Thursday 19 February 2015

Rebels without a clue


A halfway worthwhile piece (to a point) from Glen O'Hara appears in the Independent today. Something that hits very close to home. I disagree with his conclusion, but that is not relevant. What is relevant is that the upstart parties are popular because they speak in simple terms and offer easy  solutions to complex problems. O'Hara has it that the main parties should perhaps learn to speak their language. He is wrong. But he is right when he says things are complex.
If only, those parties say. If only the level of immigration was within the gift of the UK’s own government, whisper UKIP. If we had control of our own borders. If we didn’t have to listen to Brussels bureaucrats tying us in red tape. If only, murmur the Scottish National Party. If only we Scots governed ourselves. We could look after our own people in a way that those Conservatives in London just won’t let us. We could expel the Royal Navy’s Trident nuclear weapons system from our waters. We could become the Nordic social democracy that we are destined to be. If only, say the Greens. We’d do everything so differently. Invest in much more renewable energy. Bring in a wealth tax. Establish a basic income that would guarantee all citizens a decent standard of living, without all the complexities and waste of means testing. In one bound, we would be free!

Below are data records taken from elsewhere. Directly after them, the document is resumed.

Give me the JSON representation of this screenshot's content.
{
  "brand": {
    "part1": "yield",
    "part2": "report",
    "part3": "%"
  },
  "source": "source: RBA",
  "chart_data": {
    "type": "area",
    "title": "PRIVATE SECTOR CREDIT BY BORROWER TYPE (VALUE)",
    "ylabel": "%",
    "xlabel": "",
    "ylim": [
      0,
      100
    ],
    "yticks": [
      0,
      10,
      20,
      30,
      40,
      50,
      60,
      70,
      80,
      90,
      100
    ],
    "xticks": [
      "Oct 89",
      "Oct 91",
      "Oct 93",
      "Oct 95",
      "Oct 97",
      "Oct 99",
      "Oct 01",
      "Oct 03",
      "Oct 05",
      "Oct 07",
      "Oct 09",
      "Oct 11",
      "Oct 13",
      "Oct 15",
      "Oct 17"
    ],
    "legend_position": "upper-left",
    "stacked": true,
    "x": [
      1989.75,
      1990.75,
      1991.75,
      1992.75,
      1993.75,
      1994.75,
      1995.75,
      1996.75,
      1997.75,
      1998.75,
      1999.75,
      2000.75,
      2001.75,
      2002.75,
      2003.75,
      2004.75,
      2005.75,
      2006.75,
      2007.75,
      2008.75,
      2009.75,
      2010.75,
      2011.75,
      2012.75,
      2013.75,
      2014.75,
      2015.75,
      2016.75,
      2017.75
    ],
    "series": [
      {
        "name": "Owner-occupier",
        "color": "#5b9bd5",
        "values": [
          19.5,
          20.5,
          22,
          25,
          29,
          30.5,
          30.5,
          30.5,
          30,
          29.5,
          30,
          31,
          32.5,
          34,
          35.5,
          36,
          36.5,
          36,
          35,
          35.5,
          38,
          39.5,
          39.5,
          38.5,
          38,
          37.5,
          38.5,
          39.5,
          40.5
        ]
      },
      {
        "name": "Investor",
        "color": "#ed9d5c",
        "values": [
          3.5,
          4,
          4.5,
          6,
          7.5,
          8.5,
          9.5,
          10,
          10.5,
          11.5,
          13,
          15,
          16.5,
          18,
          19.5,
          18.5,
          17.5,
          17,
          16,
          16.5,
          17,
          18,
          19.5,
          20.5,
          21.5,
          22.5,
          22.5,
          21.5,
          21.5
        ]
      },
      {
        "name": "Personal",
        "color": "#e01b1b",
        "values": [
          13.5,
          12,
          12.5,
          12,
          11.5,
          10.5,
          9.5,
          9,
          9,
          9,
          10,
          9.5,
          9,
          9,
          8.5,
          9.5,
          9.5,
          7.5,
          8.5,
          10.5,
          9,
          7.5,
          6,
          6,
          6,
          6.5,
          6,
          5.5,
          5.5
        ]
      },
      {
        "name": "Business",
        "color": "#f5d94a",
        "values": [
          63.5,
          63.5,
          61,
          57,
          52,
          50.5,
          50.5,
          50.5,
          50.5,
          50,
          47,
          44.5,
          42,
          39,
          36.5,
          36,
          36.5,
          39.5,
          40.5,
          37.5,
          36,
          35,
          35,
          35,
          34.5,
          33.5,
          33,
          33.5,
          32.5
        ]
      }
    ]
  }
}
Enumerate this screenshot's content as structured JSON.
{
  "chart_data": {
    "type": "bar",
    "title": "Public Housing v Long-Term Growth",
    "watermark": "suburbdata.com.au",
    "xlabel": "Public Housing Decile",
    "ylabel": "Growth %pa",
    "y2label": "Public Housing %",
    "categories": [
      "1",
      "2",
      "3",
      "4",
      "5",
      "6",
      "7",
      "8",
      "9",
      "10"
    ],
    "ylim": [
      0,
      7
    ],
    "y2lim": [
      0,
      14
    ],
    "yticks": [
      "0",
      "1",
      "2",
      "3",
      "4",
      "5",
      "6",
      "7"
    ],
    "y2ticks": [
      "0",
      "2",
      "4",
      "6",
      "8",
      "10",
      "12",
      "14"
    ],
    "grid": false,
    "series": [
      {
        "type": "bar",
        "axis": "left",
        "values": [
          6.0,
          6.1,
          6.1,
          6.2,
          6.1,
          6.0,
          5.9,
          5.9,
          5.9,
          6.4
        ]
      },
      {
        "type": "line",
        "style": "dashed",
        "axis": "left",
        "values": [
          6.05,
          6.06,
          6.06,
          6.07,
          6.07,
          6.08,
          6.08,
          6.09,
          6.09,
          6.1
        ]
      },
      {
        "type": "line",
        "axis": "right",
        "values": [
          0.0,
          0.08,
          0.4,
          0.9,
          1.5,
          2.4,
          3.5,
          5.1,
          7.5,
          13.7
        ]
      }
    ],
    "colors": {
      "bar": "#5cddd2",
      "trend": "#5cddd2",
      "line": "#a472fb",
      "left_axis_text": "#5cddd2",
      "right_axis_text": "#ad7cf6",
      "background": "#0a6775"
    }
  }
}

Except that reality doesn’t work like that. Real choices and the actual practice of governance involve marginal trade-offs that involve using scarce resources for some purposes – and denying them to others. The actual economic programmes of these outsider parties crumble to dust as soon as one touches them. 
This is something I have repeatedly blogged on. Details matter. Without them, you're just not worth taking seriously and now demolishing Ukip is a cottage industry. Where I part ways with O'Hara is here:
Were the UK actually to expel those European Union (EU) citizens busy supporting Britain’s economy, a UKIP government would soon be issuing visas to every skilled worker it could get its hands on. Leaving the EU itself would be an act of economic suicide that would divert trade, blockade the UK’s largest markets, hit inward investment, cripple collaborative research and lower productivity. No responsible Prime Minister, including David Cameron, could possibly advocate it.
Here we get the classic conflation between the EEA and the EU. We can leave the EU and stay in the single market and there are mechanisms at our disposal to make it beneficial to both the UK and the EU without losing influence and without harming trade. But because Ukip owns this issue (for now) and it does not see the need for Efta, or even a Brexit policy, it leaves the field wide open for the uninitiated and the ignorant to imagine what a sudden death Brexit would look like. The details mattered all along.

Consequently, because Ukip is losing the argument, and has massive credibility problems, eurosceptics as a whole are losing the argument. That is down to Farage and that is ultimately why we will stay in the EU.

The boneheaded obstinacy and anti-intellectualism that rules the Ukip roost is precisely why our movement looks dead in the water. The only hope we have is to ensure Ukip is kicked back into obscurity before it does any more damage.